Karena teror merupakan metode, maka, menurutnya, banyak yang bisa menggunakan ini. Misalnya, ia mencontohkan, kelompok separatis dan negara sendiri sebagai instansi. Bahkan, individu juga bisa memanfaatkan teror guna mencapai tujuannya.
Alumnus Universitas Duisberg Essen, Jerman, itu menerangkan bahwa teror tidak hanya dilakukan dengan meledakkan bom, seperti yang terjadi di Surabaya dan Sidoarjo. Tetapi, teror juga bisa dilakukan dengan pendekatan lain, seperti pemenggalan kepala, penculikan, ataupun lainnya.
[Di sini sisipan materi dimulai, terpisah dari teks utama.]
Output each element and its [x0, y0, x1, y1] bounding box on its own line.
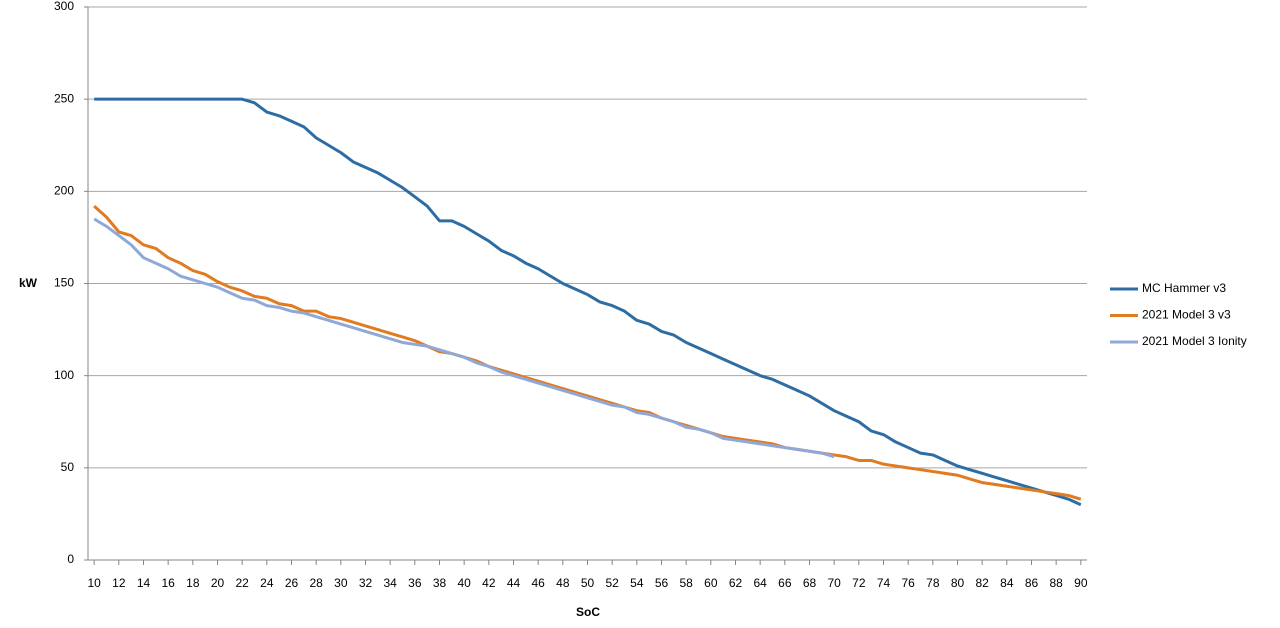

Pria yang akrab disapa Mas Dede itu juga mengungkapkan bahwa media penyebaran aksi teror bisa beragam. Dunia maya, katanya, menjadi salah satunya.
Selain sekadar metode, teror juga menjadi satu jalan hidup bagi segenap orang. Al-Qaeda, Mas Dede memberi contoh. Meskipun jumlahnya kecil, tetapi ia mampu membuat gonjang-ganjing dunia internasional dengan aksinya. Mereka disebut sebagai kelompok teroris.
“Kelompok teroris itu sejumlah orang yang menggunakan sebagian hidupnya untuk melakukan aksi-aksi teror,” ujar anggota Bidang Hubungan Internasional Pengurus Besar Pergerakan Mahasiswa Islam Indonesia (PB PMII) itu.
Oleh karena itu, menurutnya, perlu dibedakan antara kelompok teroris dengan orang atau kelompok yang hanya menggunakan teror sebagai metode.
Melihat rangkaian peristiwa teror yang terjadi dalam rentang waktu sepekan itu, ia menyatakan banyak spekulasi sehingga timbul prasangka dan saling curiga. Oleh karenanya, Mas Dede meminta untuk menanti hasil penyidikan kepolisian guna mengetahui pelaku dan peristiwa sebenarnya.
“Ya, yang terjadi sekarang tinggal lihat penyidikan polisi saja,” pungkasnya.